Noch fließen die Rohstoffe, was noch extremere Preissprünge verhindert. Sollte der Westen den Öl- und Gashahn erst abdrehen, wenn für Ersatz gesorgt worden ist, könnten zwar die Energiepreise etwas höher ausfallen, jedoch nicht so stark wie in einem Szenario ohne Ersatz aus anderen Quellen. Derzeit bemühen sich viele westliche Staaten um Ersatz und bereisen Länder wie Saudi-Arabien oder Katar. Die Dauer des Preisdrucks auf Rohstoffpreise ist entscheidend für die Beantwortung der zweiten Frage.
Rohstoffe sind wesentlicher Bestandteil zahlreicher Konsumgüter und ein Kostenfaktor, den Unternehmen berücksichtigen müssen. Kurzfristige und durchaus übliche Schwankungen der Rohstoffpreise werden in der Regel nicht sofort eingepreist und an den Verbraucher weitergegeben. Produkte, wie etwa Zahnpasta, Autos oder Brot sind wesentlich „starrer“ in ihrer Preisentwicklung. Zieht sich jedoch ein sichtbarer Preisanstieg eines Rohstoffes, wie etwa Öl, über einen längeren Zeitraum, sehen sich Unternehmen gezwungen die gestiegenen Produktionskosten an die Verbraucher weiterzugeben. Das bedeutet also, dass die Inflation in der Breite sichtbar wird und nicht mehr nur noch für Öl. Fällt aber der Ölpreis ab einem bestimmten Zeitpunkt wieder, werden die niedrigeren Produktionskosten nicht zwangsläufig an den Verbraucher weitergereicht, da die Unternehmen Profit maximieren wollen. Die durch den Ölpreis gestiegene Inflation ist demnach nicht mehr so leicht umzukehren, was die Arbeit der Notenbanken erschwert.
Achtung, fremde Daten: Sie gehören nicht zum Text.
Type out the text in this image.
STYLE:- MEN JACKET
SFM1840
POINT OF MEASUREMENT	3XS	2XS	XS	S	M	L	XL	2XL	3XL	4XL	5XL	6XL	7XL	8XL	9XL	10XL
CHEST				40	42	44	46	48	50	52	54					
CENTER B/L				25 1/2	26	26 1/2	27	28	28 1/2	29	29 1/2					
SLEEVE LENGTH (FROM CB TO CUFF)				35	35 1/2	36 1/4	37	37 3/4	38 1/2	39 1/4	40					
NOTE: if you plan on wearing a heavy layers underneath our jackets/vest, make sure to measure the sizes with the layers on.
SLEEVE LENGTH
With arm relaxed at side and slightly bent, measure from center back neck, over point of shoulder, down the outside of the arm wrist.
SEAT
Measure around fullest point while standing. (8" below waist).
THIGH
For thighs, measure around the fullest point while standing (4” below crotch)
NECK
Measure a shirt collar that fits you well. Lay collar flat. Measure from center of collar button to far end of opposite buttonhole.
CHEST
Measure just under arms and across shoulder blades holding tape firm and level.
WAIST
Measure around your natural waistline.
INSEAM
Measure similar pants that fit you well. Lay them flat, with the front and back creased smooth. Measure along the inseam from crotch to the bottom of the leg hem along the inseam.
Diese könnten natürlich die Zinsen anheben, womit sie dennoch Gefahr laufen würde die Wirtschaft unnötig zu schwächen, denn die Inflation ist nicht von einer erhöhten Nachfrage getrieben, sondern von einem Angebotsschock auf der Rohstoffseite. Dass die Fed zum Auslöser einer Rezession verkommt, ist kein neues Phänomen. Schon in den 70er-Jahren erhöhte die Fed die Zinsen im Zuge der Ölkrise, was zwar zu einem Rückgang der Inflation geführt hatte, aber auch eine schwere Rezession auslöste. Die Fed muss also die Gefahr einer Inflationsspirale mit den Risiken einer Rezession abwägen. Es ist ein äußerst schmaler Grat, den die Fed gehen muss, um keine der beiden Szenarien unnötig zu füttern. Was für die Fed gilt, gilt im Übrigen auch für die Europäische Zentralbank (EZB).